The best way to draw comparisons between the two core types is to look at how they operate based on their construction, and in the format below I have listed their key differences:

Tube & Fin Cores:

These units are of brazed construction and feature tube and turbulator construction of much thinner gauge, allowing better thermal conductivity. The finished units weigh roughly 30% less than a bar & plate equivalent and offer much better recovery rates. These cores are more expensive to produce as they have to be brazed in a very closely monitored process, and each core we build is totally hand-made and pressure tested to over 30 psi.

Bar & Plate

These cores are of welded construction using heavy gauge materials. They are cheap because they are simple to produce, so these are the cores you will find in all the ebay type intercoolers / mass produced Chinese units. They are generally 30% heavier but the real issue with them is their poor ability to disperse heat once they have heat-soaked. They do give a rather false result during rolling road testing, as the units act as a large heat sink due to their thermal mass. This means that they perform quite well from cold, as the unit is absorbing heat, not dispersing it. However this is misleading, as during a dyno session they don’t get the opportunity to get up to full temperature. If you take the car on track during hot weather, the unit will keep absorbing heat, making the inlet temps steadily rise as you do not get the same recovery rate as a tube and fin core.

A simple consideration to make here is to look at the units we build for the BTCC teams – none of them are using bar & plate cores. These teams spend fortunes on year-round testing, and the simple facts are a few horsepower in this arena can make the difference of 1st place or 10th in a race environment.
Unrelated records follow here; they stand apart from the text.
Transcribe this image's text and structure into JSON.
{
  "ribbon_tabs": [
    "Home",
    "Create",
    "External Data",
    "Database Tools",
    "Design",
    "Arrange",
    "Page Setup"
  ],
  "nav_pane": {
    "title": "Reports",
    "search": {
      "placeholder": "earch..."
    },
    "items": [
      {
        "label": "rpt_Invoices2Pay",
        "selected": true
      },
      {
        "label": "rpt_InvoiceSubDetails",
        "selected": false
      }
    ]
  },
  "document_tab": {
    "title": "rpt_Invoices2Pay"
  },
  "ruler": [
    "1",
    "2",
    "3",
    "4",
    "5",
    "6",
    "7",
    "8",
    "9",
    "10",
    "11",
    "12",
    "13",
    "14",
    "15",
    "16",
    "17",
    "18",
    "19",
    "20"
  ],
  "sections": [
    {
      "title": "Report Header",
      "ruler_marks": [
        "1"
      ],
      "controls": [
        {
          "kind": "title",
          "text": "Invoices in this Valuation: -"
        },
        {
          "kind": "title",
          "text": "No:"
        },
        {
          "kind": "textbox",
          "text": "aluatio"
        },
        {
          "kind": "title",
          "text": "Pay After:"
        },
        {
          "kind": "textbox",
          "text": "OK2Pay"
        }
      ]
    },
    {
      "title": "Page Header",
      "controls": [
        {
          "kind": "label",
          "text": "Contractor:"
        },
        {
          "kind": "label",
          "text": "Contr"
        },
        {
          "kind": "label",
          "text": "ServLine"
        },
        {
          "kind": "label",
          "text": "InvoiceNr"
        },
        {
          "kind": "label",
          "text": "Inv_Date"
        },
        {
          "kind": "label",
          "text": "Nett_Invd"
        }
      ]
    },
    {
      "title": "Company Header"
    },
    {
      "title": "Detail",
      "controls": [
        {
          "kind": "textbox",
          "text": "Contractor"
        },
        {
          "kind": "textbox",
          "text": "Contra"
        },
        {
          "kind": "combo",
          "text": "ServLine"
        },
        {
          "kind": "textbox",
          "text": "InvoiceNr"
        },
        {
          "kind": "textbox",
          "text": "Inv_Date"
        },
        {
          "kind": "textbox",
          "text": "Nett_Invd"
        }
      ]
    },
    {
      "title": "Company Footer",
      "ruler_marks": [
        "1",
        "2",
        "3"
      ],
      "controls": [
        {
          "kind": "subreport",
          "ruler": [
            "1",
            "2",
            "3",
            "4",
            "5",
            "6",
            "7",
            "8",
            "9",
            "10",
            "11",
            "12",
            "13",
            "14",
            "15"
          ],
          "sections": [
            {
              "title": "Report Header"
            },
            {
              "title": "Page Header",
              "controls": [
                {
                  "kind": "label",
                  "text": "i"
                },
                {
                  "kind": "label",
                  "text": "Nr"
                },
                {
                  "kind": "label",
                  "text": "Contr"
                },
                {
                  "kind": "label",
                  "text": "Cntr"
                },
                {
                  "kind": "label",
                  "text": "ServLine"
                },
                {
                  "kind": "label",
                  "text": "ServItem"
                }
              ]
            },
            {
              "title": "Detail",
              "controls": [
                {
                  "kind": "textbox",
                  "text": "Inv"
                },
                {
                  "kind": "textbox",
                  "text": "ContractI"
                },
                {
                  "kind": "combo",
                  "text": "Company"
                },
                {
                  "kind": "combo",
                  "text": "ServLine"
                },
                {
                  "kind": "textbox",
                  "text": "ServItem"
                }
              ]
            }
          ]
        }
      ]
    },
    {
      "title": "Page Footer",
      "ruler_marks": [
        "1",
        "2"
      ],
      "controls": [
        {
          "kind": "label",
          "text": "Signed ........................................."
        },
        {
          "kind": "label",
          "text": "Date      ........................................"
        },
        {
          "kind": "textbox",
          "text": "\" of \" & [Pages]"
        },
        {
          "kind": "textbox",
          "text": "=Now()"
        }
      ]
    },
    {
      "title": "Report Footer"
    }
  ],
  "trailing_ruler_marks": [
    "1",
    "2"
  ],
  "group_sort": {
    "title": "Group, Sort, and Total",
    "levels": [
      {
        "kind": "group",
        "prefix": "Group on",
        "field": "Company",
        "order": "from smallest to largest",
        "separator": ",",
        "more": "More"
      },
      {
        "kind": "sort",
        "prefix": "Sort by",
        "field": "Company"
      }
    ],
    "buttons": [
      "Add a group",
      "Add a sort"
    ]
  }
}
We only build tube and fin cores as they offer the best overall results in terms of thermal efficiency.

Pro Alloy

Tube and fin vs bar and plate is relevant for both air to air and air to water intercoolers. Here at C&R we use tube and fin for the majority of our aftermarket air to air intercoolers to ensure we have a lightweight, unrestrictive cooler that is not going to restrict or heat the airflow to the engine radiator and condenser typically located behind the intercooler in an OEM application and also to not add a massive heat sink to the system which will hurt performance in certain situations.

We can produce this unit as a bar and plate if you are interested in a custom build but our bar and plate is tailored mostly for aerospace and supercharger brick use, and uses very thin bars and plates which make manufacturing much more difficult and expensive.